Such was the incomparable wife and mother of the GESNERS! Will it now be a question whether matrimony be incompatible with the cultivation of the arts? A wife who reanimates the drooping genius of her husband, and a mother who is inspired by the ambition of beholding her sons eminent, is she not the real being which the ancients personified in their Muse?

CHAPTER XIX.

Literary friendships.—In early life.—Different from those of men of the world.—They suffer an unrestrained communication of their ideas, and bear reprimands and exhortations.—Unity of feelings.—A sympathy not of manners but of feelings.—Admit of dissimilar characters.—Their peculiar glory.—Their sorrow.

Among the virtues which literature inspires, is often that of the most romantic friendship. The delirium of love, and even its lighter caprices, are incompatible with the pursuits of the student; but to feel friendship like a passion is necessary to the mind of genius alternately elated and depressed, ever prodigal of feeling and excursive in knowledge.

The qualities which constitute literary friendship, compared with those of men of the world, must render it a sentiment as rare as love itself, which it resembles in that intellectual tenderness in which both so deeply participate.

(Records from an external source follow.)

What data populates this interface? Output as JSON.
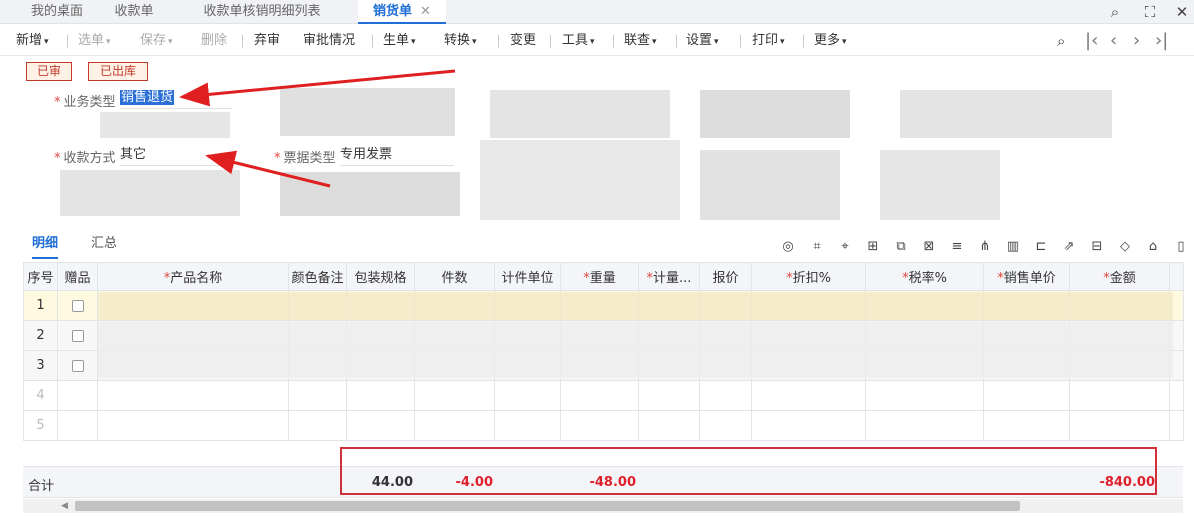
{
  "tabs": [
    {
      "label": "我的桌面"
    },
    {
      "label": "收款单"
    },
    {
      "label": "收款单核销明细列表"
    },
    {
      "label": "销货单"
    }
  ],
  "tab_close": "✕",
  "toolbar": {
    "new": "新增",
    "select": "选单",
    "save": "保存",
    "delete": "删除",
    "abandon": "弃审",
    "audit": "审批情况",
    "generate": "生单",
    "convert": "转换",
    "change": "变更",
    "tools": "工具",
    "query": "联查",
    "settings": "设置",
    "print": "打印",
    "more": "更多"
  },
  "badges": {
    "audited": "已审",
    "outbound": "已出库"
  },
  "form": {
    "business_type_label": "业务类型",
    "business_type_value": "销售退货",
    "payment_method_label": "收款方式",
    "payment_method_value": "其它",
    "invoice_type_label": "票据类型",
    "invoice_type_value": "专用发票"
  },
  "detail_tabs": {
    "detail": "明细",
    "summary": "汇总"
  },
  "grid": {
    "headers": {
      "seq": "序号",
      "gift": "赠品",
      "product": "产品名称",
      "color": "颜色备注",
      "pack": "包装规格",
      "pieces": "件数",
      "unit": "计件单位",
      "weight": "重量",
      "measure": "计量...",
      "quote": "报价",
      "discount": "折扣%",
      "tax": "税率%",
      "unit_price": "销售单价",
      "amount": "金额"
    },
    "rows": [
      "1",
      "2",
      "3",
      "4",
      "5"
    ]
  },
  "totals": {
    "label": "合计",
    "pieces": "44.00",
    "pieces_neg": "-4.00",
    "weight": "-48.00",
    "amount": "-840.00"
  },
  "colors": {
    "accent": "#1f6fd6",
    "negative": "#e0202a",
    "badge": "#c0392b",
    "highlight": "#d0303a"
  }
}
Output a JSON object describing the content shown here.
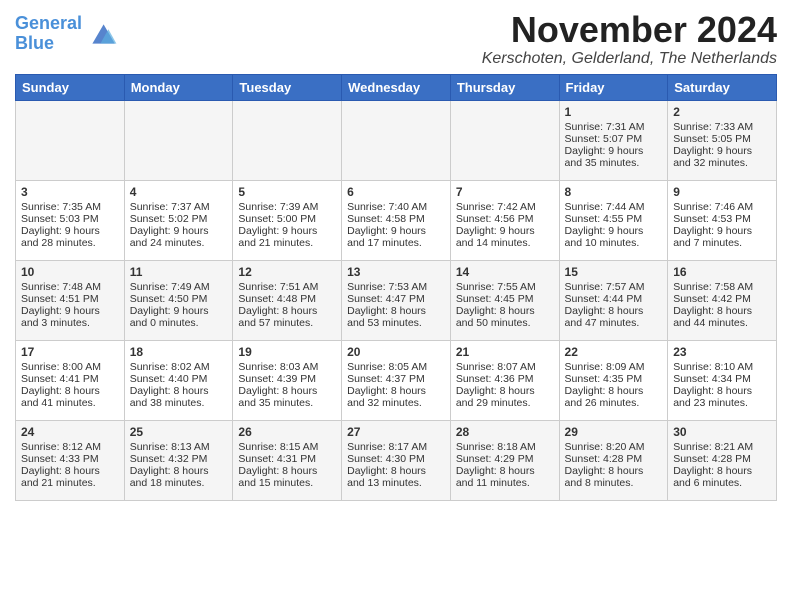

Born "in the dews of their youth," this friendship will not expire on their tomb. In the school or the college this immortality begins; and, engaged in similar studies, should even one excel the other, he will find in him the protector of his fame; as ADDISON did in STEELE, WEST in GRAY, and GRAY in MASON. Thus PETRARCH was the guide of Boccaccio, thus BOCCACCIO became the defender of his master's genius. Perhaps friendship is never more intense than in an intercourse of minds of ready counsels and inspiring ardours. United in the same pursuits, but directed by an unequal experience, the imperceptible superiority interests, without mortifying. It is a counsel, it is an aid; in whatever form it shows itself, it has nothing of the malice of rivalry.

A beautiful picture of such a friendship among men of genius offers itself in the history of MIGNARD, the great French painter, and DU FRESNOY, the great critic of the art itself. DU FRESNOY, abandoned in utter scorn by his stern father, an apothecary, for his entire devotion to his seductive art, lived at Rome in voluntary poverty, till MIGNARD, his old fellow-student, arrived, when they became known by the name of "the inseparables." The talents of the friends were different, but their studios were the same. Their days melted away together in drawing from the ancient statues and the basso-relievos, in studying in the galleries of paintings, or among the villas which embellish the environs of Rome. One roof sheltered them, and one table supplied their sober meal. Light were the slumbers which closed each day, each the pleasing image of the former. But this remarkable friendship was not a simple sentiment which limited the views of "the Inseparables," for with them it was a perpetual source of mutual usefulness. They gave accounts to each other of whatever they observed, and carefully noted their own defects. DU FRESNOY, so critical in the theory of the art, was unsuccessful in the practical parts. His delight in poetical composition had retarded the progress of his pictorial powers. Not having been taught the handling of his pencil, he worked with difficulty; but MIGNARD succeeded in giving him a freer command and a more skilful touch; while DU FRESNOY, who was the more literary man, enriched the invention of MIGNARD by reading to him an Ode of Anacreon or Horace, a passage from the Iliad or Odyssey, or the Æneid, or the Jerusalem Delivered, which offered subjects for the artist's invention, who would throw out five or six different sketches on the same subject; a habit which so highly improved the inventive powers of MIGNARD, that he could compose a fine picture with playful facility. Thus they lived-together, mutually enlightening each other. MIGNARD supplied DU FRESNOY with all that fortune had refused him; and, when he was no more, perpetuated his fame, which he felt was a portion of his own celebrity, by publishing his posthumous poem, De Arts Graphica;[A] a poem, which Mason has made readable by his versification, and Reynolds even interesting by his invaluable commentary.

[Footnote A: La Vie de Pierre Mignard, par L'Abbé de Monville, the work of an amateur.]

In the poem COWLET composed, on the death of his friend HARVEY, this stanza opens a pleasing scene of two young literary friends engaged in their midnight studies:

Say, for you saw us, ye immortal lights!
How oft unwearied have we spent the nights,
Till the Ledæan stars, so famed for love,
Wonder'd at us from above.
We spent them not in toys, in lust, or wine;
But search of deep philosophy,
Wit, eloquence, and poetry;
Arts which I loved, for they, my friend, were thine.